Prostitute: "Actually, I charge women a lot more than you're asking. Well, I guess it would be fair if you just pay me the difference." (Barry Blyveis, Columbia)

{diam}Honorable Mentions:

Political activist in the street: "Hey, I know you. You're the guy who killed my cat! I can't believe it! Right here in front of me, bold as brass, the guy who killed my cat! Hey, everybody, this is the guy who killed my cat!"

(Bird Waring, New York)

Telemarketer: "Please talk verr-ry slowww-ly, because I want to write down ev-er-ry word you say."

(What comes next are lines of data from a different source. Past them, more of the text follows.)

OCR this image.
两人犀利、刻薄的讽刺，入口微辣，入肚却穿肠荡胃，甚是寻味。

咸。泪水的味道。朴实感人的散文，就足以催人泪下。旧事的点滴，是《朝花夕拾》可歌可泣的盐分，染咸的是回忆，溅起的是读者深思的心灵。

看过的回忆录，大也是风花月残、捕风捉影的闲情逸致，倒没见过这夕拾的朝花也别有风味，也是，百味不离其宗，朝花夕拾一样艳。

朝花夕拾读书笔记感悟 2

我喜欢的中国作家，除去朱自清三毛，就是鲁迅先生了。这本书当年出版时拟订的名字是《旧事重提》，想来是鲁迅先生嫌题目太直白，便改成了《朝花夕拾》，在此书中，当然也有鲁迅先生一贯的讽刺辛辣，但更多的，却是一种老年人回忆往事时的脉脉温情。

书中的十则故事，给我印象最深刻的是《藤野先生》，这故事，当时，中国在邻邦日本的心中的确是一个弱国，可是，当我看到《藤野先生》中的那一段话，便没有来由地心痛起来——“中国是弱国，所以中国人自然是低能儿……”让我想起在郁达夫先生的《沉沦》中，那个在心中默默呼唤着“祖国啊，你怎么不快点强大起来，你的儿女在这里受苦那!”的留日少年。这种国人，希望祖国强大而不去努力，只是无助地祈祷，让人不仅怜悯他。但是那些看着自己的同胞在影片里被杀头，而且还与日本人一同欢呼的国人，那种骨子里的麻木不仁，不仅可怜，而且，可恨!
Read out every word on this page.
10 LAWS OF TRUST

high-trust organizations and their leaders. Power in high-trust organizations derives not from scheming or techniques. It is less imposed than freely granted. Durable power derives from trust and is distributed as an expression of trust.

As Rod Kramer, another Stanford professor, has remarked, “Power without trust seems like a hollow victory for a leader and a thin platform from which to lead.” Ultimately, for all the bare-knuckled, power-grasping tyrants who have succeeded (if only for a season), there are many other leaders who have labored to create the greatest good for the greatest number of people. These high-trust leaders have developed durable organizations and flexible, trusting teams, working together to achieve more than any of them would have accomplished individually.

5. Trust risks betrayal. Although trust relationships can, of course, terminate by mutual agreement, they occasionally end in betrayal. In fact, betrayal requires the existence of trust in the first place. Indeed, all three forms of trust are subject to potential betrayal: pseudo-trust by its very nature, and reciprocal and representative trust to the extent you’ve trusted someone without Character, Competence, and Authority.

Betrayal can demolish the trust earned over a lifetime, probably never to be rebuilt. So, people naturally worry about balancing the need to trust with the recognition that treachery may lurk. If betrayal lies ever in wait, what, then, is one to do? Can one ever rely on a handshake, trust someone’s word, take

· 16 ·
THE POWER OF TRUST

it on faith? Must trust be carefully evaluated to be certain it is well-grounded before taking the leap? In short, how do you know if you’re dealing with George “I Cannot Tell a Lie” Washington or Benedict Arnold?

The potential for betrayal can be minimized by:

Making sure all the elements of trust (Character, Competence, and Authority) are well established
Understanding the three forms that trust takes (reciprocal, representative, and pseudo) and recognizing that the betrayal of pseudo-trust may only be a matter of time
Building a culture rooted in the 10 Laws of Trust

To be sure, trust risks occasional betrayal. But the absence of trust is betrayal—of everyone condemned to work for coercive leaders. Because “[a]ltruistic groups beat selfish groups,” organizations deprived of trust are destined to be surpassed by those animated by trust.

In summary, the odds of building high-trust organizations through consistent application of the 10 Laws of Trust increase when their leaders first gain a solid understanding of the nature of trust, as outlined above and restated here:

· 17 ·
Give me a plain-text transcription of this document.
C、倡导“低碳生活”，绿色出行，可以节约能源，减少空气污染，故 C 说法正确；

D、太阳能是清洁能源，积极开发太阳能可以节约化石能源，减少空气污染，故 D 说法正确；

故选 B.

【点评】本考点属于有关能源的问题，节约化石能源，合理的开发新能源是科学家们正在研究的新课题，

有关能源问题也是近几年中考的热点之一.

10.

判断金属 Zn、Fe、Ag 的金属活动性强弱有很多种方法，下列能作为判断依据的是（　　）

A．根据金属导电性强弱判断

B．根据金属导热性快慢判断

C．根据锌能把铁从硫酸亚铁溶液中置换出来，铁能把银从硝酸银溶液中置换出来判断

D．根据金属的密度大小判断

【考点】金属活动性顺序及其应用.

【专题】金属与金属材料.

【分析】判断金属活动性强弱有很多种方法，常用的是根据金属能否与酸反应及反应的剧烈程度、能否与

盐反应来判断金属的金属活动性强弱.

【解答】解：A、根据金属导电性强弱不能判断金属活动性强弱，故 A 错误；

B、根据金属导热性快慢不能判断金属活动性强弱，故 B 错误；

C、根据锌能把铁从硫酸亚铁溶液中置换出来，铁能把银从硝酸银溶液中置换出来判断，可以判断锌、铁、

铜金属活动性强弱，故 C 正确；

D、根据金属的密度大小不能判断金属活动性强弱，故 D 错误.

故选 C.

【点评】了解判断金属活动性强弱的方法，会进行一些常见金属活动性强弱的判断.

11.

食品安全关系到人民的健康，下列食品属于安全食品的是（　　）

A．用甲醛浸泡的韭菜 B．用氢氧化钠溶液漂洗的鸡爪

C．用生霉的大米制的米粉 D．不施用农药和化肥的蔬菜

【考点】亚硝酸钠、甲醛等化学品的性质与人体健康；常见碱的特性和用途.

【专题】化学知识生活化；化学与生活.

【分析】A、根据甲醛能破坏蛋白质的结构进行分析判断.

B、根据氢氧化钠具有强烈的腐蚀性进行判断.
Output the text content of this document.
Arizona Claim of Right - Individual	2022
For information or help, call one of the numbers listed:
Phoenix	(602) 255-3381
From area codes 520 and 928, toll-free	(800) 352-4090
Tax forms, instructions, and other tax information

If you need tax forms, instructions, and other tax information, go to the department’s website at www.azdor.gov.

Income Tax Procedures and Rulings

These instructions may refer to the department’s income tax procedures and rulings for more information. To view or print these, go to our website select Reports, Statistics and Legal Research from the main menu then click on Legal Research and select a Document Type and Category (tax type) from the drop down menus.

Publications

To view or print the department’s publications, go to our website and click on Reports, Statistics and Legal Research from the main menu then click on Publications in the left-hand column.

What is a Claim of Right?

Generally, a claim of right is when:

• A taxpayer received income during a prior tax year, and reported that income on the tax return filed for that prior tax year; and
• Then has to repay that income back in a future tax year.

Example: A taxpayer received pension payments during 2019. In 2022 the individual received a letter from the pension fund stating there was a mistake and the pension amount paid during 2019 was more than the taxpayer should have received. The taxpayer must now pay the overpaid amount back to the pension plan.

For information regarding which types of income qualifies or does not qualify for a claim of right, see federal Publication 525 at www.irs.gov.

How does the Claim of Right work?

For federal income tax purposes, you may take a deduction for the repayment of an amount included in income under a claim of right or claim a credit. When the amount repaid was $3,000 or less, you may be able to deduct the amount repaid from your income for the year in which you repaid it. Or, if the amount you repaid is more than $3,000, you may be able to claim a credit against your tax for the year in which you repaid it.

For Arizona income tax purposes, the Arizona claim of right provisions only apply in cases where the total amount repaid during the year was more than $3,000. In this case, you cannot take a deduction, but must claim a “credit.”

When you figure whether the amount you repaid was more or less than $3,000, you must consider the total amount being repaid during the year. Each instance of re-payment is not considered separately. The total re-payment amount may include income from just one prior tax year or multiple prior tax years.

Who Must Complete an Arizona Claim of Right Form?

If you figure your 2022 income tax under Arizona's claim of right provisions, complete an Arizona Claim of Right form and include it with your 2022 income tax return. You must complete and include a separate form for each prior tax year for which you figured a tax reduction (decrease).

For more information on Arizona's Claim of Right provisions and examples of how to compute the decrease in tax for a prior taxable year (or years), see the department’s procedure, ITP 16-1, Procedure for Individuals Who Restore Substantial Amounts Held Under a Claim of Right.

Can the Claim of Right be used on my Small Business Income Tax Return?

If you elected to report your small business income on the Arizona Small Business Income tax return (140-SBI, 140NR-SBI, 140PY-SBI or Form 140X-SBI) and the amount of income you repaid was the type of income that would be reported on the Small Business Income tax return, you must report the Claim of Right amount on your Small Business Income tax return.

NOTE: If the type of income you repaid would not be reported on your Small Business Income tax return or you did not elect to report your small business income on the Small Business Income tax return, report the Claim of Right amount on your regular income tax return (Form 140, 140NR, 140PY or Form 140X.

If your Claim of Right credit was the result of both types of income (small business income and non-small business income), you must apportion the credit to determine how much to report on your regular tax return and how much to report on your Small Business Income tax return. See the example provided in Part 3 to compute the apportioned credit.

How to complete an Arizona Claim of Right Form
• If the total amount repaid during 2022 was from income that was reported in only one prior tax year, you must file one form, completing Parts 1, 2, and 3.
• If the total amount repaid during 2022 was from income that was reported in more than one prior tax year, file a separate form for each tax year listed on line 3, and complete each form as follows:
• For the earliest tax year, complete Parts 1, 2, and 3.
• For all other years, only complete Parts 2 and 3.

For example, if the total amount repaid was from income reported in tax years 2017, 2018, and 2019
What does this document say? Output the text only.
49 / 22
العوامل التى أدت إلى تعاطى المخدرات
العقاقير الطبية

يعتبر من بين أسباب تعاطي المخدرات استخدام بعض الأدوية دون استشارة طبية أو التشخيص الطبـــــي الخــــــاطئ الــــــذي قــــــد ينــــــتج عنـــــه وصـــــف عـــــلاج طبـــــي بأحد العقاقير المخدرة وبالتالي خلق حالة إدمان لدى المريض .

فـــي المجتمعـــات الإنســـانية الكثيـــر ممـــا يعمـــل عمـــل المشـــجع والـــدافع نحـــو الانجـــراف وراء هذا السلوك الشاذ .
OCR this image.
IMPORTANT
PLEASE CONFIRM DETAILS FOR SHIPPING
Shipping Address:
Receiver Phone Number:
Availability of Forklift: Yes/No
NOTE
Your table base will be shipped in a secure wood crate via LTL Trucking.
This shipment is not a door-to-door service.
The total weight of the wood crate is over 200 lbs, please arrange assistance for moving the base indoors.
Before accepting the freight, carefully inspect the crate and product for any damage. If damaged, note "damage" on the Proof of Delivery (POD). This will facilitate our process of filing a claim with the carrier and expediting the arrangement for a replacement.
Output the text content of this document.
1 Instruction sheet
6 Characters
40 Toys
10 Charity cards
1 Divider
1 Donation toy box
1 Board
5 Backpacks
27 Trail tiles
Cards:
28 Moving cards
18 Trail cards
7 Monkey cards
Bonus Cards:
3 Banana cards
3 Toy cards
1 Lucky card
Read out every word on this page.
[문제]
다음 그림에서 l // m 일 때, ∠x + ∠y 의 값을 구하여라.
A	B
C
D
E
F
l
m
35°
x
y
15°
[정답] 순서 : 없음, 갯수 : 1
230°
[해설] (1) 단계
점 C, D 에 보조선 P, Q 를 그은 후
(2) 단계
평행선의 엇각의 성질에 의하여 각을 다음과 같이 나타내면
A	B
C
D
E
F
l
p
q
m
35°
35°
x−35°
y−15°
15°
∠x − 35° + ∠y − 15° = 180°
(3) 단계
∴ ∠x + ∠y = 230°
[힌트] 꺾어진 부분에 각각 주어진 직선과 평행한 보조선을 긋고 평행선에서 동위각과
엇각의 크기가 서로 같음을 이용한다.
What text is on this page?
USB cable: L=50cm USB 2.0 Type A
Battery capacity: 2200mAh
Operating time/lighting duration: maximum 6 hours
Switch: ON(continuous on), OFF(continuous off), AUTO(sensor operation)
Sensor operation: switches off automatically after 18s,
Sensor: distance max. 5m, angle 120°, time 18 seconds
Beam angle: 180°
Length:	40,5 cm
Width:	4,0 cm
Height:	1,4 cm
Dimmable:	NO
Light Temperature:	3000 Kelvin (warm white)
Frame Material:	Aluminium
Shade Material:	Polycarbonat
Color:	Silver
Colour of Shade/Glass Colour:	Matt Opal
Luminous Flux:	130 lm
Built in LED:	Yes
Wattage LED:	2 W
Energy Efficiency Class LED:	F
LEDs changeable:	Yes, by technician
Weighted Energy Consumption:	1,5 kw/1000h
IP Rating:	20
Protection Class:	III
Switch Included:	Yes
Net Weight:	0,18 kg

(Shaina Stark, Darnestown)

Door-to-door gutter cleaner: "Sure, and can you look for my pet black mamba when you are up there? He got away this morning." (Tom Witte, Gaithersburg)

Perfume spritzer at the mall: "Boy, am I glad to see you. Let me get my blouse off so you can target the precise source of the problem." (Milo Sauer, Fairfax)

Long-distance service telemarketer: "Sorry, I don't have a telephone."

(Rebecca Nilson-Owens, Madison, Wis.;

Richard Wong, Arlington)

Sidewalk three-card monte dealer: "Can we just play for funsies?"

(Stephen Dudzik, Olney)

Adopt a Greyhound: "I don't know, they look a little tough and stringy to me." (Chuck Smith, Woodbridge)

"Will you accept a collect call?": "Will you accept a blast from my air horn?"

(Chuck Smith, Woodbridge)

Telemarketer: "We're trying to teach little Susie to use the telephone, so I'm putting her on now." (Colette Zanin, Greenbelt)

Panhandler: "Sure. Can you change a deutschmark?" (Mark Young, Washington)

Insurance salesman: "If I commit suicide tomorrow, how quickly can my family collect?" (Seth Brown, Williamstown, Mass.)

Telemarketer: "Hi, we're the Smiths and we are hearing-impaired. Using the letters on the keypad, please spell out your message." (Judith Cottrill, New York)

Girl Scout cookies: "I am sorry, but I am not allowed by law to come within 200 feet of a Girl Scout. Unless you would like to sign this waiver . . ."

(Seth Brown, Williamstown, Mass.)

Prostitute: "Sure. Do you have change for a five?" (Kurt Riefner, Fairbanks, Alaska; Roy Ashley, Washington)

Salesman at the door: "Good timing! We need another hostage."

(Robert Doherty, Alexandria)

Guy selling vinyl siding: "Vinyl siding killed my parents."

(Robert Doherty, Alexandria)

Panhandler: "Change? May I suggest your underwear, my good man?"

(Dave Ferry, Purvis, Miss.)

Newspaper subscription caller: "Excellent. Does it come in Braille?"